Собственная азбука дала мощнейший толчок развитию оригинальной японской литературы, и в первую очередь – поэзии, рождаемой из сиюминутности.
Тут уже не то, что раньше – заказали поэту посвятить оду Императору, и какой-нибудь «японский Тредиаковский» при дворе VII в. сидит и долго, с расстановкой, наматывает на кисточку древние китайские иероглифы…
Нет, здесь возникло то, что можно сравнить с фотографией. Эта поэзия очень фотографична, потому что она схватывает ощущение момента. И для этого нужно смешивать время и пространство – то есть письмо должно сливаться с настроением воедино.
Здесь мы встречаем то, что наш великий филолог Михаил Бахтин (1895–1975 гг.) определял как понятие хронотопа.

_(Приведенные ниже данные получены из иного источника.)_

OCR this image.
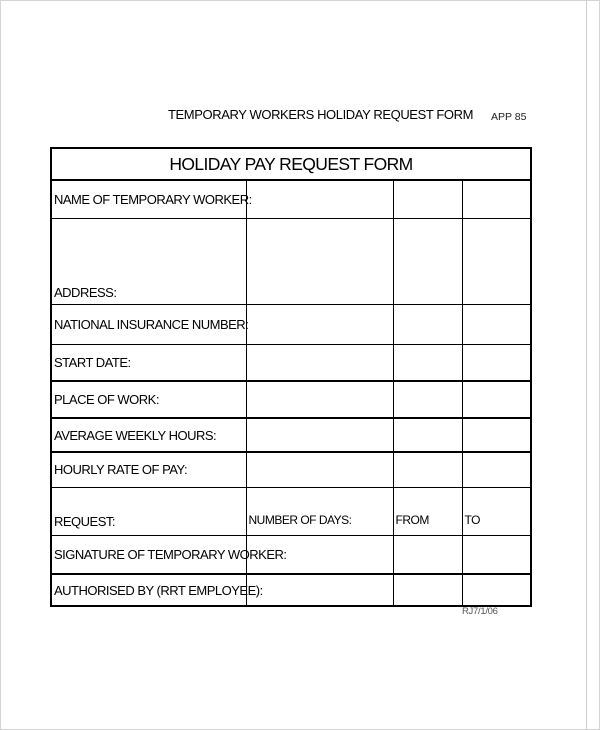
TEMPORARY WORKERS HOLIDAY REQUEST FORM APP 85
HOLIDAY PAY REQUEST FORM			
NAME OF TEMPORARY WORKER:			
ADDRESS:			
NATIONAL INSURANCE NUMBER:			
START DATE:			
PLACE OF WORK:			
AVERAGE WEEKLY HOURS:			
HOURLY RATE OF PAY:			
REQUEST:	NUMBER OF DAYS:	FROM	TO
SIGNATURE OF TEMPORARY WORKER:			
AUTHORISED BY (RRT EMPLOYEE):			
RJ7/1/06
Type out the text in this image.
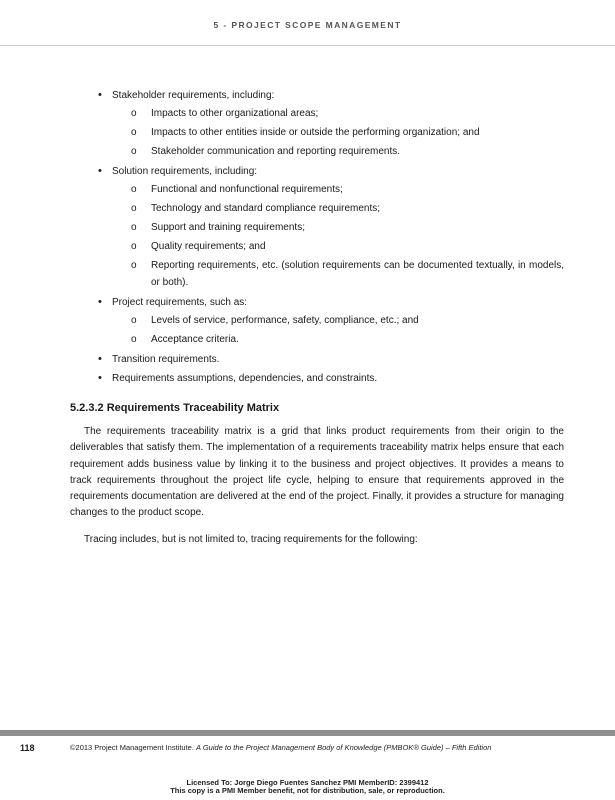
5 - PROJECT SCOPE MANAGEMENT
• Stakeholder requirements, including:
o Impacts to other organizational areas;
o Impacts to other entities inside or outside the performing organization; and
o Stakeholder communication and reporting requirements.
• Solution requirements, including:
o Functional and nonfunctional requirements;
o Technology and standard compliance requirements;
o Support and training requirements;
o Quality requirements; and
o Reporting requirements, etc. (solution requirements can be documented textually, in models, or both).
• Project requirements, such as:
o Levels of service, performance, safety, compliance, etc.; and
o Acceptance criteria.
• Transition requirements.
• Requirements assumptions, dependencies, and constraints.
5.2.3.2 Requirements Traceability Matrix

The requirements traceability matrix is a grid that links product requirements from their origin to the deliverables that satisfy them. The implementation of a requirements traceability matrix helps ensure that each requirement adds business value by linking it to the business and project objectives. It provides a means to track requirements throughout the project life cycle, helping to ensure that requirements approved in the requirements documentation are delivered at the end of the project. Finally, it provides a structure for managing changes to the product scope.

Tracing includes, but is not limited to, tracing requirements for the following:

118	©2013 Project Management Institute. A Guide to the Project Management Body of Knowledge (PMBOK® Guide) – Fifth Edition
Licensed To: Jorge Diego Fuentes Sanchez PMI MemberID: 2399412
This copy is a PMI Member benefit, not for distribution, sale, or reproduction.
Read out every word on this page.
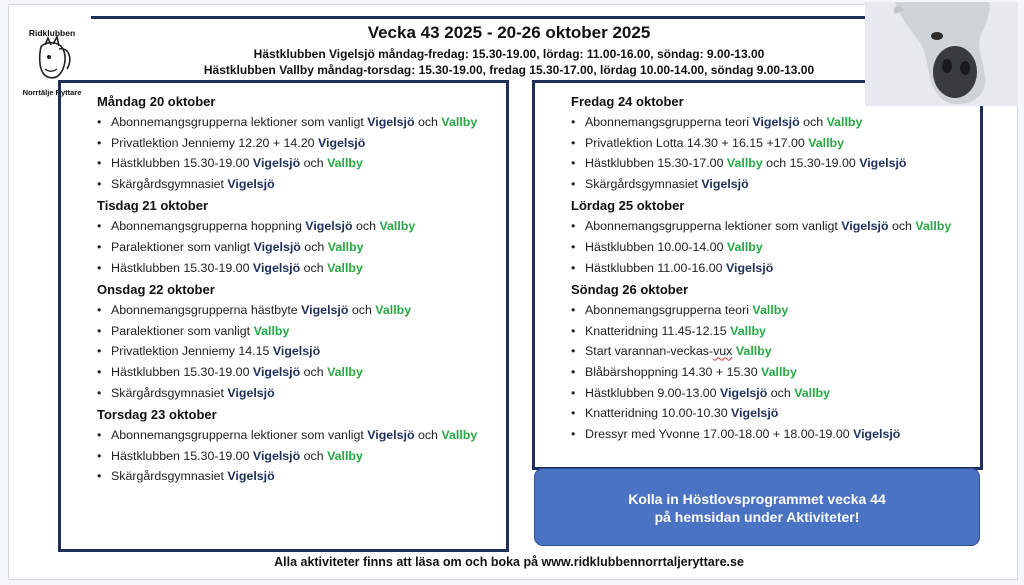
Ridklubben
Norrtälje Ryttare
Vecka 43 2025 - 20-26 oktober 2025
Hästklubben Vigelsjö måndag-fredag: 15.30-19.00, lördag: 11.00-16.00, söndag: 9.00-13.00
Hästklubben Vallby måndag-torsdag: 15.30-19.00, fredag 15.30-17.00, lördag 10.00-14.00, söndag 9.00-13.00
Måndag 20 oktober
• Abonnemangsgrupperna lektioner som vanligt Vigelsjö och Vallby
• Privatlektion Jenniemy 12.20 + 14.20 Vigelsjö
• Hästklubben 15.30-19.00 Vigelsjö och Vallby
• Skärgårdsgymnasiet Vigelsjö
Tisdag 21 oktober
• Abonnemangsgrupperna hoppning Vigelsjö och Vallby
• Paralektioner som vanligt Vigelsjö och Vallby
• Hästklubben 15.30-19.00 Vigelsjö och Vallby
Onsdag 22 oktober
• Abonnemangsgrupperna hästbyte Vigelsjö och Vallby
• Paralektioner som vanligt Vallby
• Privatlektion Jenniemy 14.15 Vigelsjö
• Hästklubben 15.30-19.00 Vigelsjö och Vallby
• Skärgårdsgymnasiet Vigelsjö
Torsdag 23 oktober
• Abonnemangsgrupperna lektioner som vanligt Vigelsjö och Vallby
• Hästklubben 15.30-19.00 Vigelsjö och Vallby
• Skärgårdsgymnasiet Vigelsjö
Fredag 24 oktober
• Abonnemangsgrupperna teori Vigelsjö och Vallby
• Privatlektion Lotta 14.30 + 16.15 +17.00 Vallby
• Hästklubben 15.30-17.00 Vallby och 15.30-19.00 Vigelsjö
• Skärgårdsgymnasiet Vigelsjö
Lördag 25 oktober
• Abonnemangsgrupperna lektioner som vanligt Vigelsjö och Vallby
• Hästklubben 10.00-14.00 Vallby
• Hästklubben 11.00-16.00 Vigelsjö
Söndag 26 oktober
• Abonnemangsgrupperna teori Vallby
• Knatteridning 11.45-12.15 Vallby
• Start varannan-veckas-vux Vallby
• Blåbärshoppning 14.30 + 15.30 Vallby
• Hästklubben 9.00-13.00 Vigelsjö och Vallby
• Knatteridning 10.00-10.30 Vigelsjö
• Dressyr med Yvonne 17.00-18.00 + 18.00-19.00 Vigelsjö
Kolla in Höstlovsprogrammet vecka 44
på hemsidan under Aktiviteter!
Alla aktiviteter finns att läsa om och boka på www.ridklubbennorrtaljeryttare.se
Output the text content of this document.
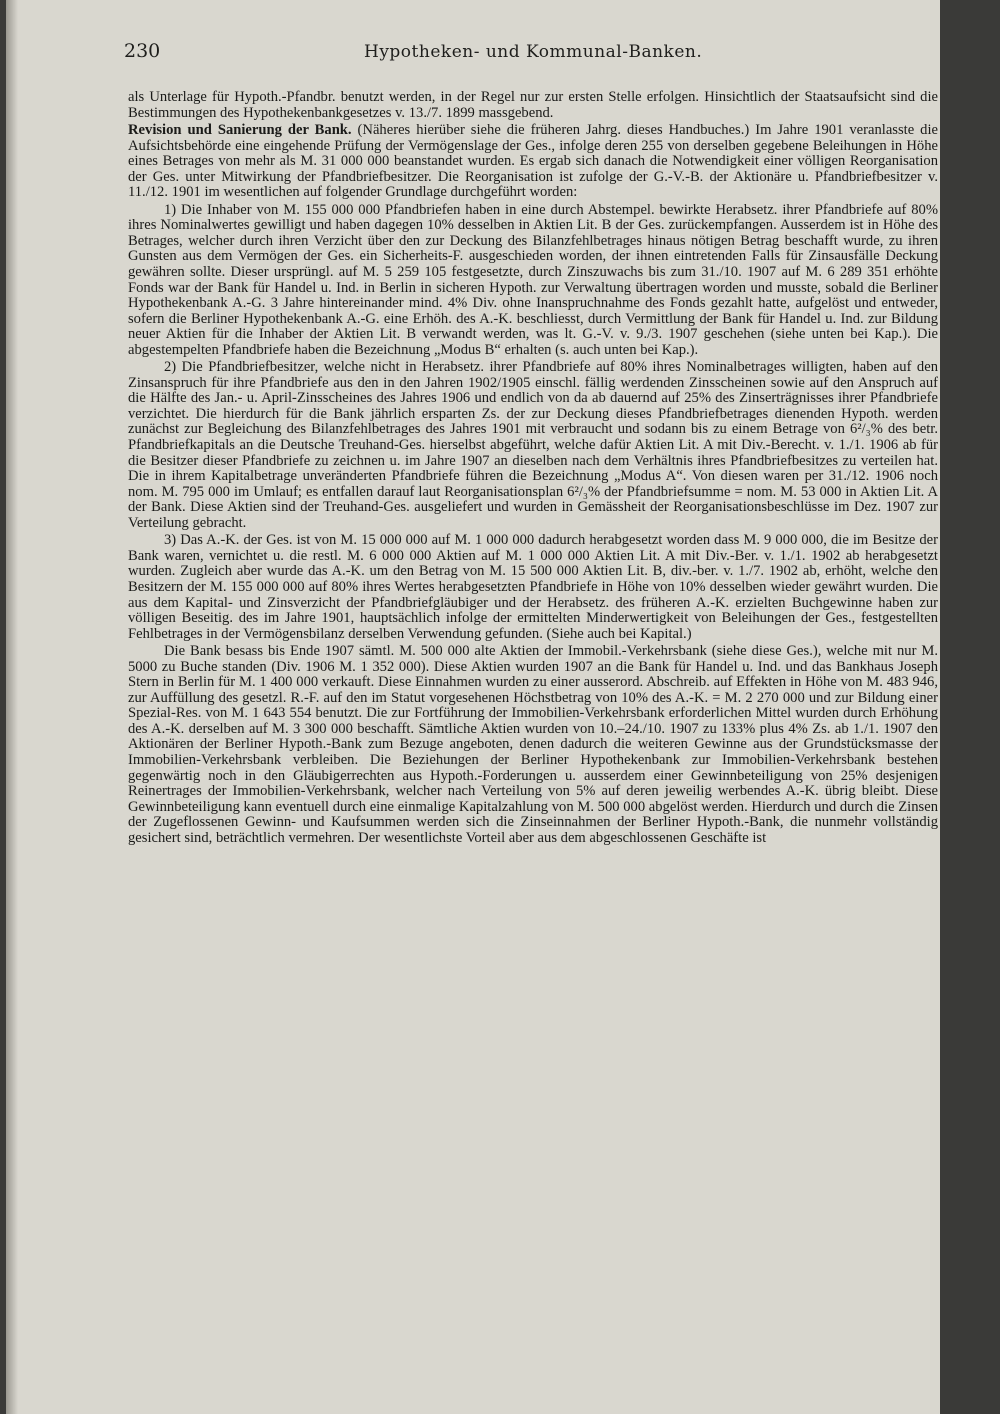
230	Hypotheken- und Kommunal-Banken.

als Unterlage für Hypoth.-Pfandbr. benutzt werden, in der Regel nur zur ersten Stelle erfolgen. Hinsichtlich der Staatsaufsicht sind die Bestimmungen des Hypothekenbankgesetzes v. 13./7. 1899 massgebend.

Revision und Sanierung der Bank. (Näheres hierüber siehe die früheren Jahrg. dieses Handbuches.) Im Jahre 1901 veranlasste die Aufsichtsbehörde eine eingehende Prüfung der Vermögenslage der Ges., infolge deren 255 von derselben gegebene Beleihungen in Höhe eines Betrages von mehr als M. 31 000 000 beanstandet wurden. Es ergab sich danach die Notwendigkeit einer völligen Reorganisation der Ges. unter Mitwirkung der Pfandbriefbesitzer. Die Reorganisation ist zufolge der G.-V.-B. der Aktionäre u. Pfandbriefbesitzer v. 11./12. 1901 im wesentlichen auf folgender Grundlage durchgeführt worden:

1) Die Inhaber von M. 155 000 000 Pfandbriefen haben in eine durch Abstempel. bewirkte Herabsetz. ihrer Pfandbriefe auf 80% ihres Nominalwertes gewilligt und haben dagegen 10% desselben in Aktien Lit. B der Ges. zurückempfangen. Ausserdem ist in Höhe des Betrages, welcher durch ihren Verzicht über den zur Deckung des Bilanzfehlbetrages hinaus nötigen Betrag beschafft wurde, zu ihren Gunsten aus dem Vermögen der Ges. ein Sicherheits-F. ausgeschieden worden, der ihnen eintretenden Falls für Zinsausfälle Deckung gewähren sollte. Dieser ursprüngl. auf M. 5 259 105 festgesetzte, durch Zinszuwachs bis zum 31./10. 1907 auf M. 6 289 351 erhöhte Fonds war der Bank für Handel u. Ind. in Berlin in sicheren Hypoth. zur Verwaltung übertragen worden und musste, sobald die Berliner Hypothekenbank A.-G. 3 Jahre hintereinander mind. 4% Div. ohne Inanspruchnahme des Fonds gezahlt hatte, aufgelöst und entweder, sofern die Berliner Hypothekenbank A.-G. eine Erhöh. des A.-K. beschliesst, durch Vermittlung der Bank für Handel u. Ind. zur Bildung neuer Aktien für die Inhaber der Aktien Lit. B verwandt werden, was lt. G.-V. v. 9./3. 1907 geschehen (siehe unten bei Kap.). Die abgestempelten Pfandbriefe haben die Bezeichnung „Modus B“ erhalten (s. auch unten bei Kap.).

2) Die Pfandbriefbesitzer, welche nicht in Herabsetz. ihrer Pfandbriefe auf 80% ihres Nominalbetrages willigten, haben auf den Zinsanspruch für ihre Pfandbriefe aus den in den Jahren 1902/1905 einschl. fällig werdenden Zinsscheinen sowie auf den Anspruch auf die Hälfte des Jan.- u. April-Zinsscheines des Jahres 1906 und endlich von da ab dauernd auf 25% des Zinserträgnisses ihrer Pfandbriefe verzichtet. Die hierdurch für die Bank jährlich ersparten Zs. der zur Deckung dieses Pfandbriefbetrages dienenden Hypoth. werden zunächst zur Begleichung des Bilanzfehlbetrages des Jahres 1901 mit verbraucht und sodann bis zu einem Betrage von 6²/₃% des betr. Pfandbriefkapitals an die Deutsche Treuhand-Ges. hierselbst abgeführt, welche dafür Aktien Lit. A mit Div.-Berecht. v. 1./1. 1906 ab für die Besitzer dieser Pfandbriefe zu zeichnen u. im Jahre 1907 an dieselben nach dem Verhältnis ihres Pfandbriefbesitzes zu verteilen hat. Die in ihrem Kapitalbetrage unveränderten Pfandbriefe führen die Bezeichnung „Modus A“. Von diesen waren per 31./12. 1906 noch nom. M. 795 000 im Umlauf; es entfallen darauf laut Reorganisationsplan 6²/₃% der Pfandbriefsumme = nom. M. 53 000 in Aktien Lit. A der Bank. Diese Aktien sind der Treuhand-Ges. ausgeliefert und wurden in Gemässheit der Reorganisationsbeschlüsse im Dez. 1907 zur Verteilung gebracht.

3) Das A.-K. der Ges. ist von M. 15 000 000 auf M. 1 000 000 dadurch herabgesetzt worden dass M. 9 000 000, die im Besitze der Bank waren, vernichtet u. die restl. M. 6 000 000 Aktien auf M. 1 000 000 Aktien Lit. A mit Div.-Ber. v. 1./1. 1902 ab herabgesetzt wurden. Zugleich aber wurde das A.-K. um den Betrag von M. 15 500 000 Aktien Lit. B, div.-ber. v. 1./7. 1902 ab, erhöht, welche den Besitzern der M. 155 000 000 auf 80% ihres Wertes herabgesetzten Pfandbriefe in Höhe von 10% desselben wieder gewährt wurden. Die aus dem Kapital- und Zinsverzicht der Pfandbriefgläubiger und der Herabsetz. des früheren A.-K. erzielten Buchgewinne haben zur völligen Beseitig. des im Jahre 1901, hauptsächlich infolge der ermittelten Minderwertigkeit von Beleihungen der Ges., festgestellten Fehlbetrages in der Vermögensbilanz derselben Verwendung gefunden. (Siehe auch bei Kapital.)

Die Bank besass bis Ende 1907 sämtl. M. 500 000 alte Aktien der Immobil.-Verkehrsbank (siehe diese Ges.), welche mit nur M. 5000 zu Buche standen (Div. 1906 M. 1 352 000). Diese Aktien wurden 1907 an die Bank für Handel u. Ind. und das Bankhaus Joseph Stern in Berlin für M. 1 400 000 verkauft. Diese Einnahmen wurden zu einer ausserord. Abschreib. auf Effekten in Höhe von M. 483 946, zur Auffüllung des gesetzl. R.-F. auf den im Statut vorgesehenen Höchstbetrag von 10% des A.-K. = M. 2 270 000 und zur Bildung einer Spezial-Res. von M. 1 643 554 benutzt. Die zur Fortführung der Immobilien-Verkehrsbank erforderlichen Mittel wurden durch Erhöhung des A.-K. derselben auf M. 3 300 000 beschafft. Sämtliche Aktien wurden von 10.–24./10. 1907 zu 133% plus 4% Zs. ab 1./1. 1907 den Aktionären der Berliner Hypoth.-Bank zum Bezuge angeboten, denen dadurch die weiteren Gewinne aus der Grundstücksmasse der Immobilien-Verkehrsbank verbleiben. Die Beziehungen der Berliner Hypothekenbank zur Immobilien-Verkehrsbank bestehen gegenwärtig noch in den Gläubigerrechten aus Hypoth.-Forderungen u. ausserdem einer Gewinnbeteiligung von 25% desjenigen Reinertrages der Immobilien-Verkehrsbank, welcher nach Verteilung von 5% auf deren jeweilig werbendes A.-K. übrig bleibt. Diese Gewinnbeteiligung kann eventuell durch eine einmalige Kapitalzahlung von M. 500 000 abgelöst werden. Hierdurch und durch die Zinsen der Zugeflossenen Gewinn- und Kaufsummen werden sich die Zinseinnahmen der Berliner Hypoth.-Bank, die nunmehr vollständig gesichert sind, beträchtlich vermehren. Der wesentlichste Vorteil aber aus dem abgeschlossenen Geschäfte ist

В любом языке есть свои слова, которые обозначают сразу и время, и пространство. Точно так же, как есть произведения любых жанров, в которых мы чувствуем, как верно схвачен момент. И одобрительно киваем: «Ох, как верно он поймал за хвост и пространство, и время!» А кто-то находит там и третье, а то и четвёртое измерение…
И чем больше всяческих измерений поэт собрал, тем больше у читателя вздрагивает сердце, душа, нутро – пресловутое японское «ко́коро». А если у японца вздрагивает ко́коро, то и наступает дзэнское просветление – сатори. Как там у Станиславского – заставьте моё сердце встрепенуться, иначе я вам не поверю…
По приказу императоров лучшие из этих стихотворений начали собирать в поэтические антологии. Сначала там были представлены как придворные поэты, так и балующиеся поэзией вельможи-аристократы. Тематика у этих стихов была пейзажно-абстрактна и оторваны от реальной жизни. Но постепенно это новое веяние разошлось волнами и в среде обычных горожан. В городской среде стали популярны собрания «ута́-ка́й» – поэтические встречи по случаю знаковых событий или сезонных праздников – Новый год, любование луной, сакурой и т. д. А любители ощущений «погорячей» собирались на конкурсы «ута́-авасэ́» – поэтические турниры между двумя командами по сочинению «моментальных стихов» – на тему, которую организаторы всякий раз объявляют отдельно.
Что интересно – уже тогда, с XII в., во всех этих «утакаях» могли участвовать женщины. Было очень много образованных женщин, и некоторые из них выдавали свои стихи за мужские, чтобы их лучше приняли в свете.
Сочинённые стихи тут же, «с пылу с жару», исполнялись под аккопанемент японской лютни «би́ва». При этом читались они медленно и нараспев – чтобы слушатель успевал задуматься и представить, какими знаками это может быть написано, какая игра слов подразумевается в каждой строке.
В японском языке очень плотная омонимия, но не существует понятия рифмы – ведь всё состоит из слогов, которые слишком часто повторяют сами себя. А сами слова очень коротенькие – в два, от силы три слога. Сколько ни мучайся – лучшей рифмы, чем «ботинки-полуботинки» всё равно не выйдет. Слишком частотно и сразу надоедает; никакой красоты из этого не создать. Даже наш «Евгений Онегин», великий роман в стихах, на японском – просто роман, его читают как обычную прозу. Что поделаешь? Сама структура языка не позволяет рифмы – и всё тут.
Зато уж японским играм с омонимами можно только завидовать.
Допустим, яркий пример – слово МА́ЦУ. Это и глагол «ждать» – и существительное «сосна». Если на письме «отбросить» иероглиф и прописать слово звуковой азбукой – получатся два смысла в одном. О том, кого и как эта «сосна» может «ждать», можно наворачивать целые антологии.
Этот скрытый зазор между написанным и прочитанным очень богат на идеи. Слушать всё это в оригинале – отдельная игра ума, которую никаким другим языком не передать, увы, никак.